1971 United States gubernatorial elections

3 governorships
|  | Majority party | Minority party |
| Party | Democratic | Republican |
| Seats before | 29 | 21 |
| Seats after | 30 | 20 |
| Seat change | +1 | −1 |
| Seats up | 2 | 1 |
| Seats won | 3 | 0 |
- Democratic hold Democratic gain

= 1971 United States gubernatorial elections =

United States gubernatorial elections were held in three states. In Mississippi and Kentucky, general elections took place on 2 November 1971. In Louisiana, their general election took place on 1 February 1972 after the party primaries on 6 November 1971 and a Democratic primary runoff on 18 December 1971. In Mississippi and Louisiana, Democrats held both open seats. In Kentucky, Democrats flipped the open seat from Republicans.

In Kentucky, Louie B. Nunn was not allowed to run for a second term under the term limits rule at the time, a rule that was changed in 1992. In Mississippi, John Bell Williams was also barred from a second term under the term limits rule at the time, a rule that was changed in the mid-1980s. In Louisiana, John McKeithen had been allowed a second term due to a new rule enacted that allowed governors two consecutive terms, and thus was allowed to run for a second term (see Louisiana gubernatorial election, 1967). Thus, he too was term-limited.

==Election results==

| State | Incumbent | Party | First elected | Result | Candidates |
|---|---|---|---|---|---|
| Kentucky | Louie Nunn | Republican | 1967 | Incumbent term-limited. New governor elected. Democratic gain. | Wendell Ford (Democratic) 50.56%; Tom Emberton (Republican) 44.35%; Happy Chandler (Independent) 4.24%; William Smith (American) 0.85%; |
| Louisiana | John McKeithen | Democratic | 1964 | Incumbent term-limited. New governor elected. Democratic hold. | Edwin Edwards (Democratic) 57.2%; Dave Treen (Republican) 42.8%; |
| Mississippi | John Bell Williams | Democratic | 1967 | Incumbent term-limited. New governor elected. Democratic hold. | Bill Waller (Democratic) 77.02%; Charles Evers (Independent) 22.13%; Charles L. Sullivan (Independent) 0.85%; |

== Closest races ==

States where the margin of victory was under 10%:
1. Kentucky, 6.21%

==Kentucky==

The 1971 Kentucky gubernatorial election was held on November 2, 1971. Incumbent Republican Louie Nunn, was ineligible for a second term due to term limits, a rule that was later repealed in 1992.

In the Democratic primary, Lieutenant Governor Wendell Ford ran against former Governor Bert Combs and 6 other opponents. Ford would win in an easy victory that wasn't expected. In the Republican primary, Thomas Emberton easily won his primary and was endorsed by Governor Nunn.

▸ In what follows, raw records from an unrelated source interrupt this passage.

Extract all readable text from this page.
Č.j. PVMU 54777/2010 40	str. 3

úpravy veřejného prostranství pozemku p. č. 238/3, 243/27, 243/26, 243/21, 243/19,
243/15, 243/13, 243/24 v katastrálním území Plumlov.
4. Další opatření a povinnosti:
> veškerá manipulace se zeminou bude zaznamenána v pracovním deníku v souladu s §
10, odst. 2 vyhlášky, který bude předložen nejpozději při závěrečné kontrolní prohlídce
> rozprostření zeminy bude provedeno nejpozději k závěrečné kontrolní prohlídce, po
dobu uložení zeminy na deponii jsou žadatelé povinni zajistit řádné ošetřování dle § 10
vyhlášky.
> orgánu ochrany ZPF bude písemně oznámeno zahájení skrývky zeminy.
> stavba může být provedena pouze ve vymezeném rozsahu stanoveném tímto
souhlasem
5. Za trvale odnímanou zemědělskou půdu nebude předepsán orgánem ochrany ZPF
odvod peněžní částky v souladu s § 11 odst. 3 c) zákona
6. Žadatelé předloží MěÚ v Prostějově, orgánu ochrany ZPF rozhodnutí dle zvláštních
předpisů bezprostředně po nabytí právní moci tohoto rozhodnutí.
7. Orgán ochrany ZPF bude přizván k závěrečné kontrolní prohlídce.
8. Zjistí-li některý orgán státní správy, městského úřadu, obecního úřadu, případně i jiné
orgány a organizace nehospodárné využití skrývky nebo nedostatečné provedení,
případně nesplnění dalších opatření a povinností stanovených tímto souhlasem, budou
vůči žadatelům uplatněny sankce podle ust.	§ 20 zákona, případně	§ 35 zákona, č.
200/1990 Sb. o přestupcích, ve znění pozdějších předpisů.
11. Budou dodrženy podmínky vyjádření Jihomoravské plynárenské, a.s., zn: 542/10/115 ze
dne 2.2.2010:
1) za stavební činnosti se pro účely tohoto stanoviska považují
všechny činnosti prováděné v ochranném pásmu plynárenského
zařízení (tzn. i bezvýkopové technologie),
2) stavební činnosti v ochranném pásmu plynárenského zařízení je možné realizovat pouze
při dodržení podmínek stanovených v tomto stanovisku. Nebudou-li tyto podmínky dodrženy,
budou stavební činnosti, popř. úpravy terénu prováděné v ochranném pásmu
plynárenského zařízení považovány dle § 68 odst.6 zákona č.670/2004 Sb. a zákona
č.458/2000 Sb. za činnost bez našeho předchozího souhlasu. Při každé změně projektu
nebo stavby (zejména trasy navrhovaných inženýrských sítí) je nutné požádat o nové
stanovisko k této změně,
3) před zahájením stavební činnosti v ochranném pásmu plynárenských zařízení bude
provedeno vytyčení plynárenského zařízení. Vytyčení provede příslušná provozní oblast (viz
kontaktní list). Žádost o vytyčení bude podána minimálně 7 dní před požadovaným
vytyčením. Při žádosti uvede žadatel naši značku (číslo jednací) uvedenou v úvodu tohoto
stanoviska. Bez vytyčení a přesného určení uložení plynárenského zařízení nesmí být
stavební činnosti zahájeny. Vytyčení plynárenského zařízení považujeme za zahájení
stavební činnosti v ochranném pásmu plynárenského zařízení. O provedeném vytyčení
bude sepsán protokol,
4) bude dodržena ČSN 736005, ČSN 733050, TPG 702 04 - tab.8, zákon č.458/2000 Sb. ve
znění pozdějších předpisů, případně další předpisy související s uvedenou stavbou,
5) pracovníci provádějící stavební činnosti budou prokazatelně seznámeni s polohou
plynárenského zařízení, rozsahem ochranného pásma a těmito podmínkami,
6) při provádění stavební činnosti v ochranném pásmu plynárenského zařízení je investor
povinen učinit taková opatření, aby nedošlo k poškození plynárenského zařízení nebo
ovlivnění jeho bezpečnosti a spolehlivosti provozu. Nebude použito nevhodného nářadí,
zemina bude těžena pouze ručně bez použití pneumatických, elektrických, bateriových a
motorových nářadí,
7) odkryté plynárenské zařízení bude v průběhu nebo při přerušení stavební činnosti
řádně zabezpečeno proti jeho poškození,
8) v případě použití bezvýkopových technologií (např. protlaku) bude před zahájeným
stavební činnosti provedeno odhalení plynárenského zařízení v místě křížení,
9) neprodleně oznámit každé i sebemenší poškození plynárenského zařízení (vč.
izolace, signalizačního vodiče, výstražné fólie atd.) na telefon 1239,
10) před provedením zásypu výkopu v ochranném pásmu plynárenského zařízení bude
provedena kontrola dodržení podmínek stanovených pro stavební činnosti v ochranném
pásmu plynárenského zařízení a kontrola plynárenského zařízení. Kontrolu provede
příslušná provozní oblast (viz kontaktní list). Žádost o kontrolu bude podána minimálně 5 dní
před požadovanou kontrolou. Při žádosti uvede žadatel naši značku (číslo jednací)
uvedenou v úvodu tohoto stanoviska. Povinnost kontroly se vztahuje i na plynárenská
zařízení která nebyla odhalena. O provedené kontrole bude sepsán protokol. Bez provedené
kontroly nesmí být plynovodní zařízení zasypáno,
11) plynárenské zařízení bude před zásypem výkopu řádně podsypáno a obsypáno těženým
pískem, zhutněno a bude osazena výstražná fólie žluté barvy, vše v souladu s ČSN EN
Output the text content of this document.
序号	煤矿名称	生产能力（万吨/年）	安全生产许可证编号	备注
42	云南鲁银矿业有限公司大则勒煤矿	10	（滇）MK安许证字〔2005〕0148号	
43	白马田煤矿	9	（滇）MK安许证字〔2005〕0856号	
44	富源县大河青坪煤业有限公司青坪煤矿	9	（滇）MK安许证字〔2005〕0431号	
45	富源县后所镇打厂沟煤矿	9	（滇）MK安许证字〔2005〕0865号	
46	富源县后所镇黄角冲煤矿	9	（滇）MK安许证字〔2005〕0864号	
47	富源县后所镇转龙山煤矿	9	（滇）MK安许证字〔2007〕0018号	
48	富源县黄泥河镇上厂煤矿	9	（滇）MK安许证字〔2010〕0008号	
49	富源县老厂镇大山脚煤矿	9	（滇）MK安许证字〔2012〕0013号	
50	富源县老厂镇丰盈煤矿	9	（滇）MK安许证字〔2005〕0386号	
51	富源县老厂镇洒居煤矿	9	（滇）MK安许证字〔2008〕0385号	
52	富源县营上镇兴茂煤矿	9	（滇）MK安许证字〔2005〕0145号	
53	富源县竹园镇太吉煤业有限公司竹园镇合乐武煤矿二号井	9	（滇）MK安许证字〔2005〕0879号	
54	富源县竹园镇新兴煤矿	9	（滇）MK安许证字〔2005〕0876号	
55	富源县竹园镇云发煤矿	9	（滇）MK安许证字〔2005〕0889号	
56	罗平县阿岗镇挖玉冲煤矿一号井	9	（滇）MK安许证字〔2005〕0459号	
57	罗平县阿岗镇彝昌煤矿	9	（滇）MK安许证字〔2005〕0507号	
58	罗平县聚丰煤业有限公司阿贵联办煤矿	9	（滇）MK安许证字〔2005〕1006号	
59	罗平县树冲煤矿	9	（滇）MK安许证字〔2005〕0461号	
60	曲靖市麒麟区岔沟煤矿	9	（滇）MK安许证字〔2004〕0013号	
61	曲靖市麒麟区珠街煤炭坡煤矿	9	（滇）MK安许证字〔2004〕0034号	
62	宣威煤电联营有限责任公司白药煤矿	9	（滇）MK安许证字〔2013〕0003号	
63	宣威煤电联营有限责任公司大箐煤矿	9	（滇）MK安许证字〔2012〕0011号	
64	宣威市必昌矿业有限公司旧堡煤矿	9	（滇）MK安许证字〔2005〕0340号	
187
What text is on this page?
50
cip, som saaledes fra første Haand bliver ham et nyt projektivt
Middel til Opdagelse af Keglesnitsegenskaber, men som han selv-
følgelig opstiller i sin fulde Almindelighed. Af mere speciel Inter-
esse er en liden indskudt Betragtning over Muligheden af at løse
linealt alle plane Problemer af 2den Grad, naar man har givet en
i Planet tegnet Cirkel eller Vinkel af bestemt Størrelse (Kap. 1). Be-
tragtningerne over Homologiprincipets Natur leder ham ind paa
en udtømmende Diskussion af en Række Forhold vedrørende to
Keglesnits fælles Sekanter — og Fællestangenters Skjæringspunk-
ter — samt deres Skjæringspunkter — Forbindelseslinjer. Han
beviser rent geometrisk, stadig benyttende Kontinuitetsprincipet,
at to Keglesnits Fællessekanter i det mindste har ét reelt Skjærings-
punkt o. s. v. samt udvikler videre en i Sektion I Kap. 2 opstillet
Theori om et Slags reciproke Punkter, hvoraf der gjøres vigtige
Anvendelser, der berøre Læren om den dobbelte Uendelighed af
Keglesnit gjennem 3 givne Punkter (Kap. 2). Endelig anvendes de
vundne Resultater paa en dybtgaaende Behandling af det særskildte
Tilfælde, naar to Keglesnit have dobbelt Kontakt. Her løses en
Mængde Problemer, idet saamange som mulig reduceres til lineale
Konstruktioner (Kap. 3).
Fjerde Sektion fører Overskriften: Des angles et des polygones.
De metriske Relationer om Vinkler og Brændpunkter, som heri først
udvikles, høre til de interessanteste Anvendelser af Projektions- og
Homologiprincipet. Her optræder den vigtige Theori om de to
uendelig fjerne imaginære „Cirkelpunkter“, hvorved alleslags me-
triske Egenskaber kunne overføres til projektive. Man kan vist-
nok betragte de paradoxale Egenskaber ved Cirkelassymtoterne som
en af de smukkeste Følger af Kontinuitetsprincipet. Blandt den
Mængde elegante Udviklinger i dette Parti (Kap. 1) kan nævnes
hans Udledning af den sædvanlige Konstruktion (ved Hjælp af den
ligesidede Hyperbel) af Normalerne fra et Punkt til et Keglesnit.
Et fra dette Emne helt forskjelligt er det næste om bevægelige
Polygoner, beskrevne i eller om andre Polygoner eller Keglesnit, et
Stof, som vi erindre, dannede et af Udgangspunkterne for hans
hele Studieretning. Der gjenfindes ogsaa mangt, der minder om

In the general election, Ford and Emberton were joined by former Governor A. B. "Happy" Chandler, running as an Independent, as well as American Party candidate William Smith. The Republicans had hoped that Chandler would help Emberton's chances, but Ford ultimately won the general election.

==Louisiana==

The 1972 Louisiana gubernatorial election was held on February 1, 1972. Edwin Edwards defeated Republican candidate David Treen to become Governor of Louisiana.

Party primaries were held on November 6, 1971, and a run-off was held for the Democratic nomination on December 18, 1971. These were the last closed primaries for Governor of Louisiana before the state adopted its current primary election system. This was also the last gubernatorial election not to take place in an off-year, as all elections starting from 1975 would take place 1 year before a presidential election.

==Mississippi==

The 1971 Mississippi gubernatorial election took place on 2 November 1971 for the post of Governor of Mississippi. The incumbent governor, Democrat John Bell Williams, was ineligible due to term limits, a rule that was changed to two back-to-back terms in the 1980s.

Democrat Bill Waller, the former District Attorney of Hinds County, was chosen as his party's nominee in a contested primary. Running as an independent, Mayor of Fayette Charles Evers became the first African-American candidate for governor of Mississippi.